SAN ANTONIOLocal-regional control significantly improved with two radiotherapy fractionation variants delivering either increased total dose or shorter treatment time, compared with standard fractionation, in patients with locally advanced squamous cell carcinoma of the head and neck, Karen Fu, MD, reported at the 41st Annual Scientific Meeting of the American Society for Therapeutic Radiology and Oncology (ASTRO).
Fractionation schedule is probably one of the most important factors determining the outcome of radiation therapy, said Dr. Fu, professor of radiation oncology, University of California, San Francisco. The optimal fractionation schedule has been controversial.
In this phase III Radiation Therapy Oncology Group trial (RTOG 9003), patients received radiotherapy delivered using standard fractionation, hyper-fractionation, accelerated fractionation with split course, or accelerated fractionation with concomitant boost (see Table).
The total dose with hyperfrac-tionation is 16.6% higher while the overall treatment time is the same as that of standard fractionation, Dr. Fu said. The overall treatment time for the two accelerated fractionation schedules is 1 week shorter, although the total radiation doses are similar to those with the standard fractionation regimen.
More Than 1,000 Patients
The study was opened in September 1991 and closed in August 1997. The number of patients entered was 1,113. Of these, 1,073 patients were analyzable and formed the basis of this report, Dr. Fu said. The most common primary site was the oropharynx, accounting for 60% of the patients, followed by supraglottic larynx, hypopharynx, and oral cavity.
The primary disease was stage T1 in 6% of patients, T2 in 27%, T3 in 38%, and T4 in 29%. Thus, two thirds of the patients had a T3 or T4 lesion, she said. The node stage was N0 in 22% of patients, N1 in 20%, N2 in 46%, and N3 in 12%. By overall stage, 4% of the patients had stage II disease (base of tongue or hypopharyngeal primaries only); 28% had stage III disease; and 68% had stage IV disease. The median follow-up was 23 months for all analyzable patients.

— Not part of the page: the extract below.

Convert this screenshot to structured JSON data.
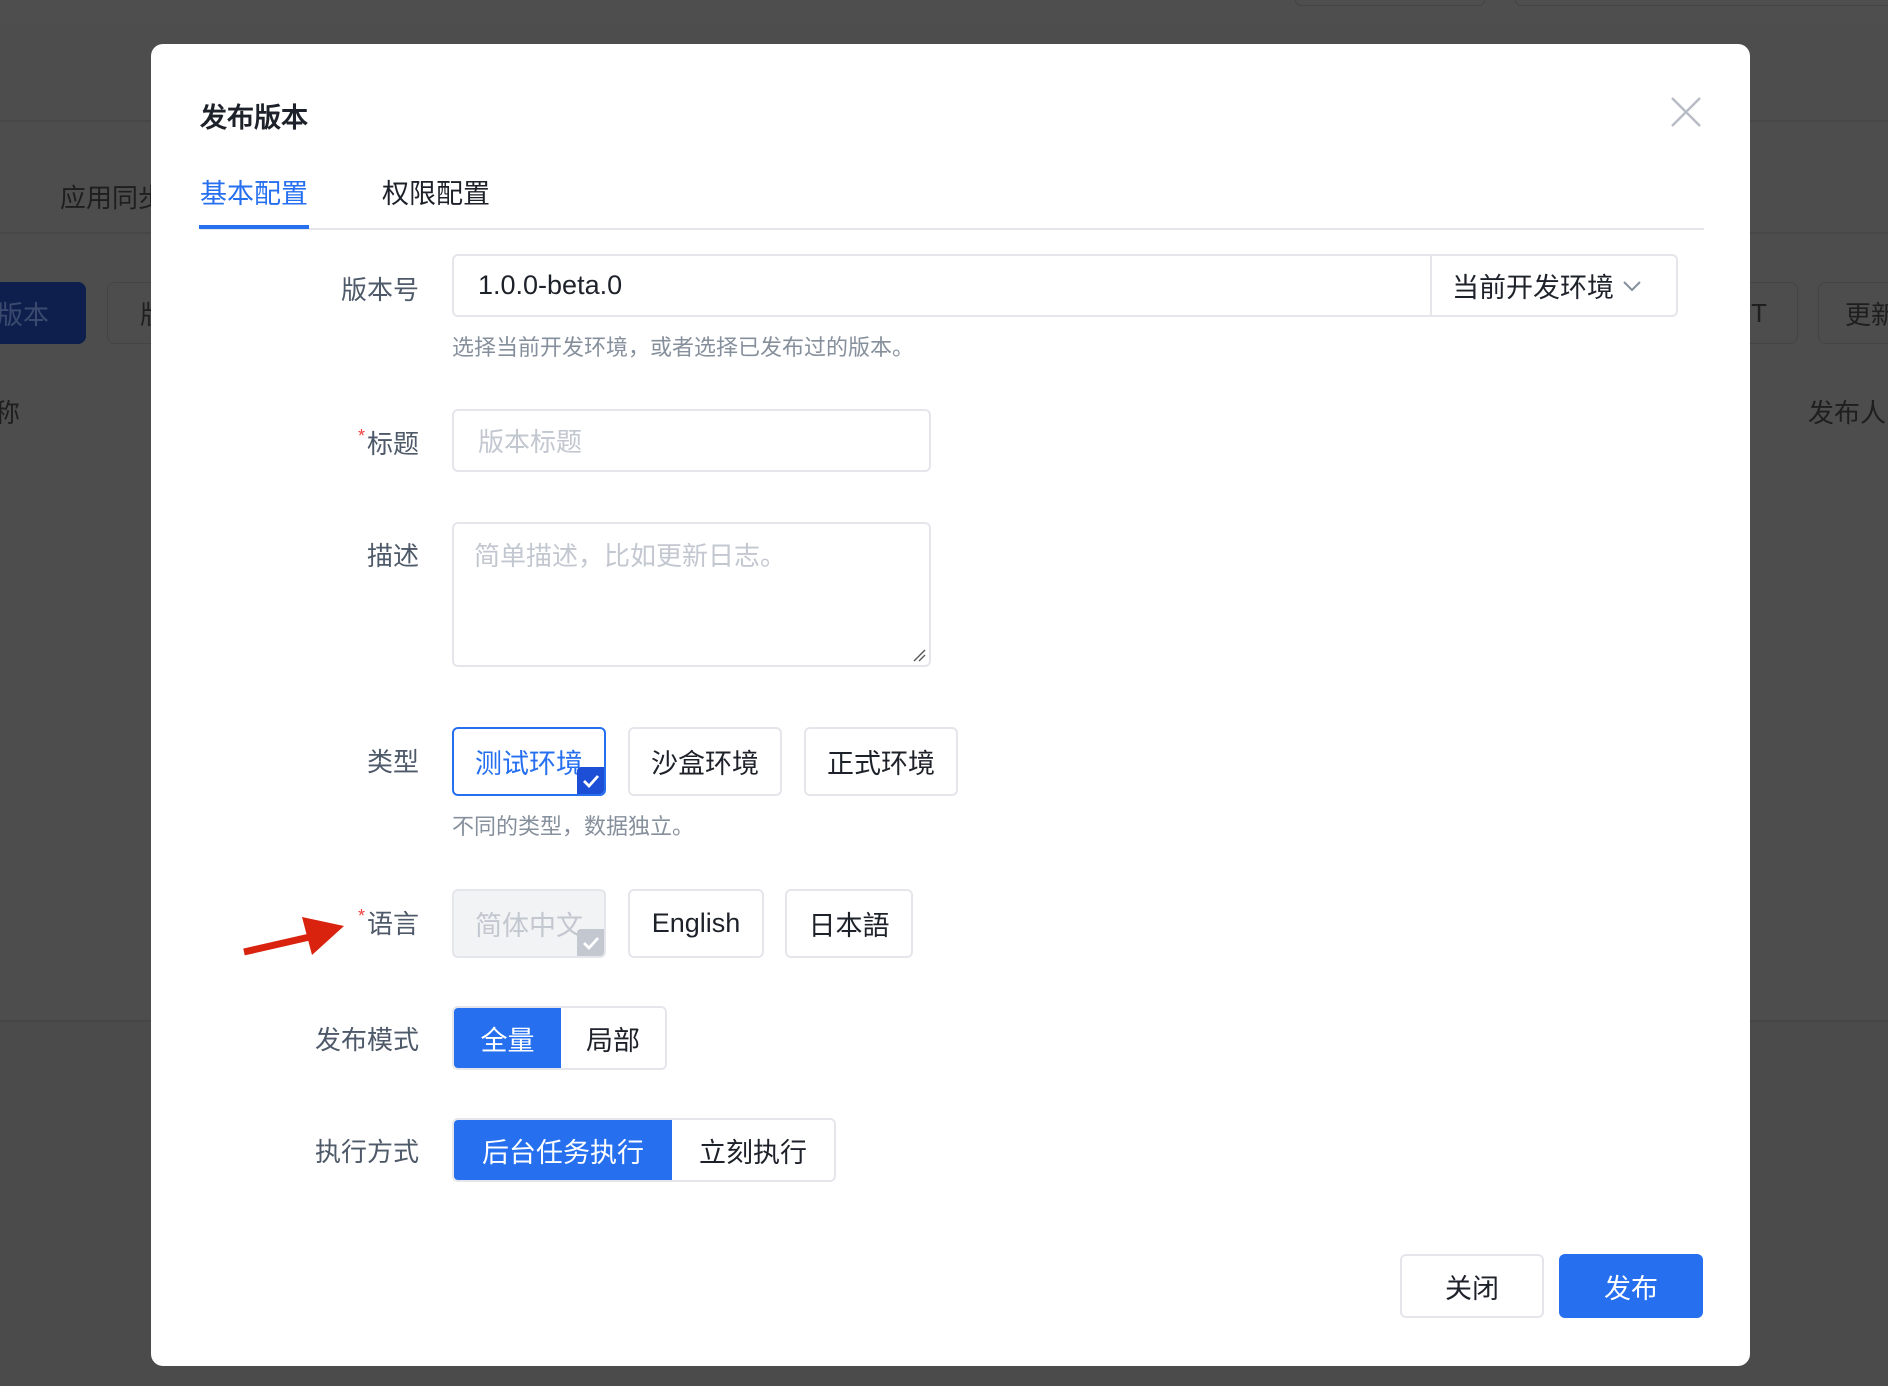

The 2-year local-regional control rate was 54.5% for accelerated fractionation with concomitant boost and 54.4% for hyperfractionation, significantly better than the 46% rate for standard fractionation. Accelerated fractionation with split course produced a local control rate of 47.5%, which was not significantly different from standard fractionation.
The 2-year disease-free survival was 37.6% for hyperfractionation and 39.3% for accelerated fractionation with concomitant boost, compared with 31.7% for standard fractionation. For accelerated fractionation with split course, it was 33.2%, which was not significantly different from standard fractionation.
The 2-year overall survival was 54.5% for hyperfractionation, 46.1% for standard fractionation, 50.9% for accelerated fractionation with concomitant boost, and 46.2% for accelerated fractionation with split course.
There was a trend toward improved disease-free survival for hyperfraction-ation and accelerated fractionation with concomitant boost. However, there was no significant difference in overall survival, Dr. Fu said. As expected, acute toxicity increased with hyperfractionation and accelerated fractionation, but was tolerable, she added. Late toxicity was mostly transient, and there was no significant difference in the incidence of persistent late toxicity among the treatment arms.
The 2-year distant metastasis rate ranged from 16.6% to 18%, and there was no significant difference among the treatment arms, Dr. Fu reported.
This was one of the largest randomized controlled trials of the treatment of head and neck cancer mounted in the United States in the past 20 years, Dr. Fu said. As such, it has great validity.
Based on the results of this trial, future RTOG phase III trials for locally advanced head and neck cancer will use accelerated fractionation with concomitant boost as the control arm.